A particularly extreme example is the Moria camp on Lesbos. It was designed for about 3,000 people, but at times up to 16,000 people lived there under catastrophic conditions. After Moria was destroyed in a major fire in 2020, the EU promised "No More Morias". However, the camp structures on the Aegean islands continue, such as in Kara Tepe. The living conditions there are characterized by inadequate food supply, very poor medical care, and catastrophic hygiene conditions. A worrying development is also that newly built camp structures (such as on the island of Samos) are high-security camps with prison-like structures.
The inhumane conditions in the camps are intentional and a conscious element of European border closure and deterrence policies.
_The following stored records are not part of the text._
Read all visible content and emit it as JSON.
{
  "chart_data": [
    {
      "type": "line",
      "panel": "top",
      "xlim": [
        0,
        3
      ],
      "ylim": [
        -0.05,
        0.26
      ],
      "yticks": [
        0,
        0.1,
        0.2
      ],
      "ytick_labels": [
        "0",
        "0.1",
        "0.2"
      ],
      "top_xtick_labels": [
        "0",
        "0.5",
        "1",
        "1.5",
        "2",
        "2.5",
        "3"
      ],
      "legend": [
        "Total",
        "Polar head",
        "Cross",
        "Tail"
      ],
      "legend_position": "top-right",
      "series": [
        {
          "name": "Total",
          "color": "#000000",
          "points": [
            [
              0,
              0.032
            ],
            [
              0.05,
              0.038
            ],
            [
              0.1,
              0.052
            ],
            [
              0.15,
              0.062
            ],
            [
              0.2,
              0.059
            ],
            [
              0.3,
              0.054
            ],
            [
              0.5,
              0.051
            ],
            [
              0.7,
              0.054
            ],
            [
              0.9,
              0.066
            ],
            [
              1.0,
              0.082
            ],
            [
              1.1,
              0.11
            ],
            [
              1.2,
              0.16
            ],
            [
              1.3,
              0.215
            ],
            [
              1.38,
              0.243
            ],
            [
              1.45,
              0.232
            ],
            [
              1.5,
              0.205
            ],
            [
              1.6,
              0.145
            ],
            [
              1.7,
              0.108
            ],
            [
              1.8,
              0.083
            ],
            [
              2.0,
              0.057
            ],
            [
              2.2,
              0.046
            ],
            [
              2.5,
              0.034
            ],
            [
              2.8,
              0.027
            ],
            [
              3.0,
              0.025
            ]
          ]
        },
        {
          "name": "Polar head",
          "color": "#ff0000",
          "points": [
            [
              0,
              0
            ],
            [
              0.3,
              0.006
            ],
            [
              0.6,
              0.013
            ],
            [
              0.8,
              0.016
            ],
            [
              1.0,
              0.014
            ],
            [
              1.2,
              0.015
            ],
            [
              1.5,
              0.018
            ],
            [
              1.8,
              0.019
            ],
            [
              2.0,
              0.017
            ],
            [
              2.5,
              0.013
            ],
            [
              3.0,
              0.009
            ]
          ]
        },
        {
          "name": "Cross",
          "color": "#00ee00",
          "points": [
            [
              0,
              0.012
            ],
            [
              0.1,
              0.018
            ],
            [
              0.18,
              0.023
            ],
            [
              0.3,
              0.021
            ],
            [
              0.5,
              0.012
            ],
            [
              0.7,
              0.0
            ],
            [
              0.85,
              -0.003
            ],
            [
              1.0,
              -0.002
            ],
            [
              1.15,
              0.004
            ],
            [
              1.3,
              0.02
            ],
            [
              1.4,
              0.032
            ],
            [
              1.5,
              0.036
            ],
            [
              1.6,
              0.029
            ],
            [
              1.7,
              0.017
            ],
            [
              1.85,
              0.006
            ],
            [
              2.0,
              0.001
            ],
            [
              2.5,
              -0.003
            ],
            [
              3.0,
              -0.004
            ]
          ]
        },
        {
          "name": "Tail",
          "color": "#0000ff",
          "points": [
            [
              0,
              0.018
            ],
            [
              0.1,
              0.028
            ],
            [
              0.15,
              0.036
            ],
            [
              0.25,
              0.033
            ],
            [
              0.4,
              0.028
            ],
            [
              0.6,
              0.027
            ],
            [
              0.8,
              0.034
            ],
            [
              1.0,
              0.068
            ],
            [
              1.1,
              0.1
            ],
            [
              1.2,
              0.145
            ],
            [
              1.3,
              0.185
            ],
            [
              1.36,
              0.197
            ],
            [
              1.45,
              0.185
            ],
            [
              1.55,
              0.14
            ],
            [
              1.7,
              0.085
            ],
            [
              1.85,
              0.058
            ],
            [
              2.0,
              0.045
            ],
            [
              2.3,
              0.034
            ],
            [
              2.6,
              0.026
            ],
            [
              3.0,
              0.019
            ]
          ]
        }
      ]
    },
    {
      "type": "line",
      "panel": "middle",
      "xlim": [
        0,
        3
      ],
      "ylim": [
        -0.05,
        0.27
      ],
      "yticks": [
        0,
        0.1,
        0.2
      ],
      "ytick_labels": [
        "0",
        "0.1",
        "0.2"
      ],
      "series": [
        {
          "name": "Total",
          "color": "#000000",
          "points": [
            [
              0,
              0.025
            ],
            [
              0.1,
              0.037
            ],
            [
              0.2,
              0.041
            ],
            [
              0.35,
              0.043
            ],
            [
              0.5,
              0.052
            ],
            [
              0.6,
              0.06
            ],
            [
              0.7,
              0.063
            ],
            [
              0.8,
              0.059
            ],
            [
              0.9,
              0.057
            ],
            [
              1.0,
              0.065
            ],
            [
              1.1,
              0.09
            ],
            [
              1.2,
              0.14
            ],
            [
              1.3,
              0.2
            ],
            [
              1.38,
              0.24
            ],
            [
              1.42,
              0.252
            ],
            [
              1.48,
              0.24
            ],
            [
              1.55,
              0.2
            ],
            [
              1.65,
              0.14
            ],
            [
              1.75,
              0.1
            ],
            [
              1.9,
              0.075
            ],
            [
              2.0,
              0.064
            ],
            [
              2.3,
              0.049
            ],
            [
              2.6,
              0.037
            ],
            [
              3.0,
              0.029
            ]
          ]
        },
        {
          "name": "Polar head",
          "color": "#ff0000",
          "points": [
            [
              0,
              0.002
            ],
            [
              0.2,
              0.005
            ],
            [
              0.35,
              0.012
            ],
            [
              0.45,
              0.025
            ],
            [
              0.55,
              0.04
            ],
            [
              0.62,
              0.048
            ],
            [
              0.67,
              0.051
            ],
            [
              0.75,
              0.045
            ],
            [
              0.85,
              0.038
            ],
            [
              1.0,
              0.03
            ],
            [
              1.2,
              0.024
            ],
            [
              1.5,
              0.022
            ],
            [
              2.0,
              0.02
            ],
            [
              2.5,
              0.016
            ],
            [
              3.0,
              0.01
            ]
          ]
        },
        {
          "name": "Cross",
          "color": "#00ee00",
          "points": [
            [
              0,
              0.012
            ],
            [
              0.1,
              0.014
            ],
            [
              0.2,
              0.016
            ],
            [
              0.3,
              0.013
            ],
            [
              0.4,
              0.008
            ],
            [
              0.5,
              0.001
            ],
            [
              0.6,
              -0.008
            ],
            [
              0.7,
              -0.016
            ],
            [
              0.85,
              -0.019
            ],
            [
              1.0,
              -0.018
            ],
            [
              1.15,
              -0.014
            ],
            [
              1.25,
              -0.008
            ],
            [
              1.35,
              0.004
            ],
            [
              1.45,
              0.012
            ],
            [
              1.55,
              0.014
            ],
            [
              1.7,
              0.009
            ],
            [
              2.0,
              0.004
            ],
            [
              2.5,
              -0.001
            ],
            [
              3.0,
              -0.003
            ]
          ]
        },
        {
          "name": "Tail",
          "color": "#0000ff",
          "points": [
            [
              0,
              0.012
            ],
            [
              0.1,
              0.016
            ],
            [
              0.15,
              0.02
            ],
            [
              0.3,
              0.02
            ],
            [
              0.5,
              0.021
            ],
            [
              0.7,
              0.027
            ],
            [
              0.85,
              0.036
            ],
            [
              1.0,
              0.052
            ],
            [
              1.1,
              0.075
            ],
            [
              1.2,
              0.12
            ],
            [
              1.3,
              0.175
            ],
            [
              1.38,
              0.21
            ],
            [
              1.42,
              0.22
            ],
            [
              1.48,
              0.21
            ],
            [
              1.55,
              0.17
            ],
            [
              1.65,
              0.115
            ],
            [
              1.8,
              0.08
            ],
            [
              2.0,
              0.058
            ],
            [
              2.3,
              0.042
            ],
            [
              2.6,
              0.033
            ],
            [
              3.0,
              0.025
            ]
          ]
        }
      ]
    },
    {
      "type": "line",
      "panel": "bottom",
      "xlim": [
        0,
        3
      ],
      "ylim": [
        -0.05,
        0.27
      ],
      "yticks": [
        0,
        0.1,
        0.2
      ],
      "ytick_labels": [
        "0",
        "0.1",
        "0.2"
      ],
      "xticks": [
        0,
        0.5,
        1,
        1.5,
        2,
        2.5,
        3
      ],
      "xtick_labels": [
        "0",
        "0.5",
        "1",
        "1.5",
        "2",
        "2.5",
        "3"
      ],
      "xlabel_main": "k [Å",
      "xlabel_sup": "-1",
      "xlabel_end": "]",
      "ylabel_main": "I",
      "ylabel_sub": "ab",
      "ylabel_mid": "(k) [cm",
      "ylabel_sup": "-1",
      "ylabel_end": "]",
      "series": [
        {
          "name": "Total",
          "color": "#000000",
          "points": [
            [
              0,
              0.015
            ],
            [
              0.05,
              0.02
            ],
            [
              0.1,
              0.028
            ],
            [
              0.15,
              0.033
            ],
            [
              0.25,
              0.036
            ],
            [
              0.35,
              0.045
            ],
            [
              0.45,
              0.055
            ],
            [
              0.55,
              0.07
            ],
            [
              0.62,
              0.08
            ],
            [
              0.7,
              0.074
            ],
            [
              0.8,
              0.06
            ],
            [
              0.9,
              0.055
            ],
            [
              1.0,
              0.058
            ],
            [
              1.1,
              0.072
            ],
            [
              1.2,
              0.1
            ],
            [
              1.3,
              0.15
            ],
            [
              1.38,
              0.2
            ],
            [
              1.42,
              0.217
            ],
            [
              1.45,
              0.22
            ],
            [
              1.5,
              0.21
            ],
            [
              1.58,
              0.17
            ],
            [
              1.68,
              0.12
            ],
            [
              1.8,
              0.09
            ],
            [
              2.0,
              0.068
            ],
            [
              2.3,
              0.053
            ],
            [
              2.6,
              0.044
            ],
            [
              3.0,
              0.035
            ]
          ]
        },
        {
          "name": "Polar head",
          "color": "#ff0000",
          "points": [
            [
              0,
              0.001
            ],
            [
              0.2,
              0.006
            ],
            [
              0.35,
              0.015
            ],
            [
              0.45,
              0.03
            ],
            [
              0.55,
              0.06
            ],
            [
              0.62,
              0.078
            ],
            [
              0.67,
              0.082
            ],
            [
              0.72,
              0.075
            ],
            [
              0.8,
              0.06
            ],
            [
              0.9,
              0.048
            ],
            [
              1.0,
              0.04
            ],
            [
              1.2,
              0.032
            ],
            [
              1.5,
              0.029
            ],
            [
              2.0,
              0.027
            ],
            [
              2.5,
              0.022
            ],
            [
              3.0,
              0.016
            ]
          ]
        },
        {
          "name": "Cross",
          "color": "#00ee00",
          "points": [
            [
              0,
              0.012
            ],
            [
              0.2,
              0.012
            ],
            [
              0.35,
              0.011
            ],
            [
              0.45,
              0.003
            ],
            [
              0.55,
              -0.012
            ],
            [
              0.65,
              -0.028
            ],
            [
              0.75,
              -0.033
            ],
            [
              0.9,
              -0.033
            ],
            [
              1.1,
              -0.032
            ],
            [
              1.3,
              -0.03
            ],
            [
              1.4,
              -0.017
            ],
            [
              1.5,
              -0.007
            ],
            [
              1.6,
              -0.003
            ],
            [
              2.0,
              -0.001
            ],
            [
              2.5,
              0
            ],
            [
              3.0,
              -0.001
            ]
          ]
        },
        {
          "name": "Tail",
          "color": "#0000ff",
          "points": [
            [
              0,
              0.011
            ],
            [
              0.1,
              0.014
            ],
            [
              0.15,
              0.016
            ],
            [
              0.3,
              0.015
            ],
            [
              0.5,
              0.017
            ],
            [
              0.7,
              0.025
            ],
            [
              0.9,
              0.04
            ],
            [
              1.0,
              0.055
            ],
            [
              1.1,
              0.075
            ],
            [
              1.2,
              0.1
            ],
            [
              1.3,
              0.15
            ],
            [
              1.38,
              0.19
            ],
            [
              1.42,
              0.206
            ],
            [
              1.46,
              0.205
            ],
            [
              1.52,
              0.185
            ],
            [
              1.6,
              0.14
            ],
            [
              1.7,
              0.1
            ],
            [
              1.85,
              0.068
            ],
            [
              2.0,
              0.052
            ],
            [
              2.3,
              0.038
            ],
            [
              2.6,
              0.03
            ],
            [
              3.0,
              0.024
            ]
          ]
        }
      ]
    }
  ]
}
It is not a "humanitarian catastrophe", but the result of deliberate political decisions. There are now even court rulings confirming that the conditions in the camps violate human rights.
Since 2018, the rescue zone off the Libyan coast has no longer been managed by Italy, but rather by Libya itself. The EU financially and informationally supports the so-called Libyan Coast Guard. For example, it provides the "Coast Guard" with equipment, trains its personnel, or provides it with (via the EU Border Agency Frontex) geo-information to locate boats on the Mediterranean - knowing full well that the Libyan Coast Guard intercepts refugees with brutal means on the Mediterranean and carries out illegal pushbacks, i.e. pushing people back to Libya. In Libya itself, refugees are subjected to the worst human rights violations, from arbitrary detention to torture and human trafficking. According to allegations from NGOs, the "Libyan Coast Guard" is also involved in human trafficking. The massive violence against refugees on land and off the Libyan coast has been known for years. Nevertheless, the EU cooperates with the country to prevent migration to Europe. With Libya as a so-called "EU gatekeeper," the EU avoids taking legal responsibility for the human rights violations that it finances.